I’ve made a very rudimentary system where I make a grid of points and each point fires a line trace (with bFindInitialOverlaps set to true). If a line trace hits, the value of the grid is set to 1, effectively creating a mask. All this works fine, but the image is at a resolution of 128 which obviously means thousands of line traces every frame (as long as the number of overlapping actors > 0) and thus lower FPS.
One alternative I’m thinking about is only fire two line traces for each column (so in this example that will be 128 * 2, as opposed to 128 * 128). Then I detect the hits for each object to find the points that are between the hits and therefore inside the object. However, multi line traces don’t register where they stop overlapping, and also don’t register if they overlap with the same object again later (if it’s a convex mesh, like a trace going through a foot and then hitting an arm).
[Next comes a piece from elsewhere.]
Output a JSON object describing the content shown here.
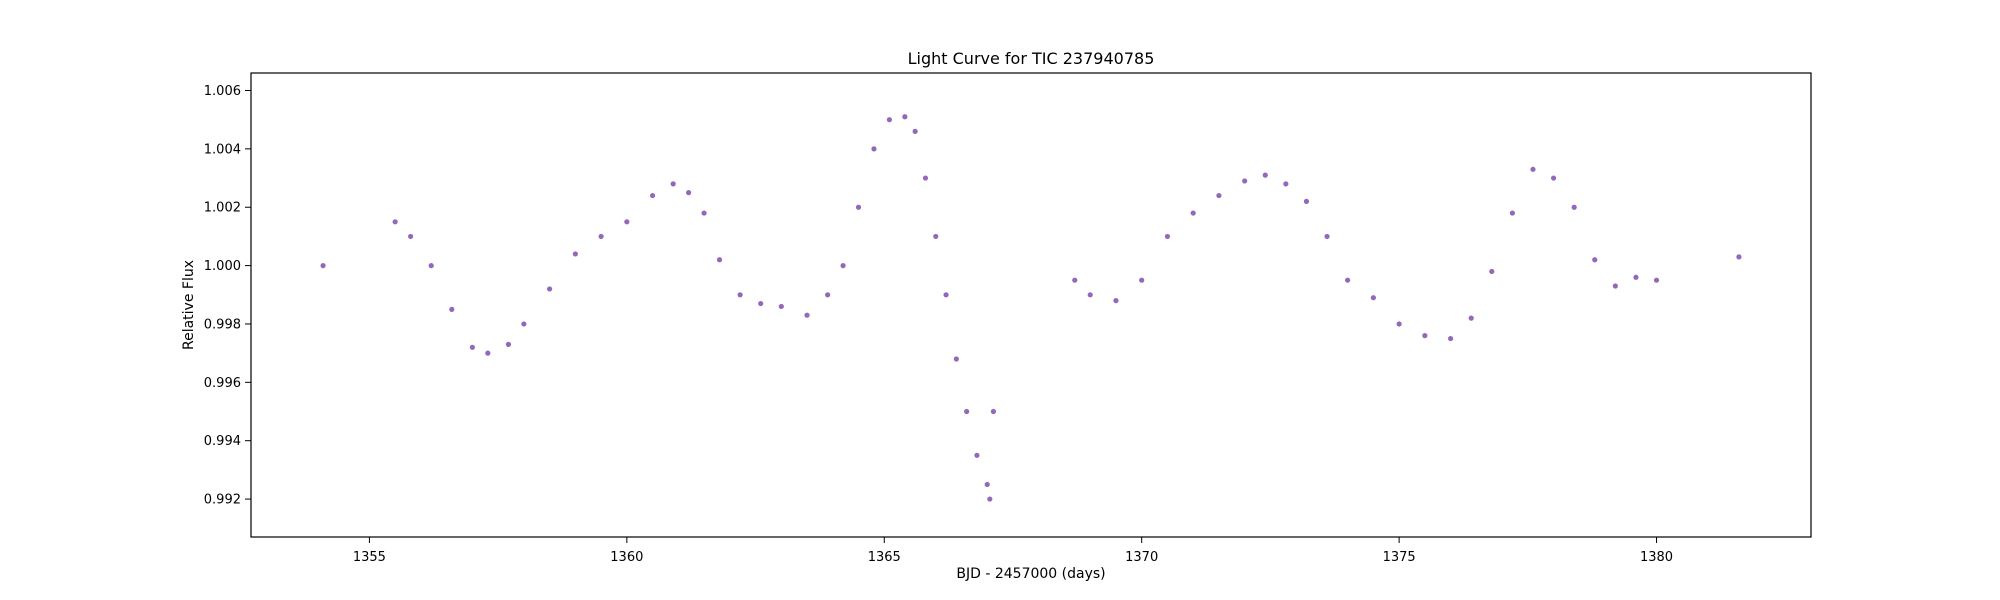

Another idea that I had, but which I wouldn’t know how to implement, is based on what Ryan Brucks did for the volumetric effects in the Fortnite cinematic. He basically created four scene capture 2d components to render a mesh from all sides and then multiplied some result to create a volume texture. I would then only need a single slice of that volume. But again, I don’t know how to implement that, and if it can be done in realtime for any number of meshes within a small area.
At this point, I don’t know of any other solutions to create a mask where specific meshes overlap with the plane. The final result will have to basically be a 2D signed distance field in a compute shader that I have written. I then want to process it to create a mask that is used in the shader for computations as well as output to a texture that can be used in a material (similar to the image shows).
The only other solution I can see that could work, and may not be difficult to implement, is to fill an object with invisible particles (when Niagara becomes available, if it’s possible) and basically use the particle collisions to “paint” on a render target, using the draw to render target method.
EDIT: I wonder, based on the creative solutions for the work he did, could @RyanB give any suggestions?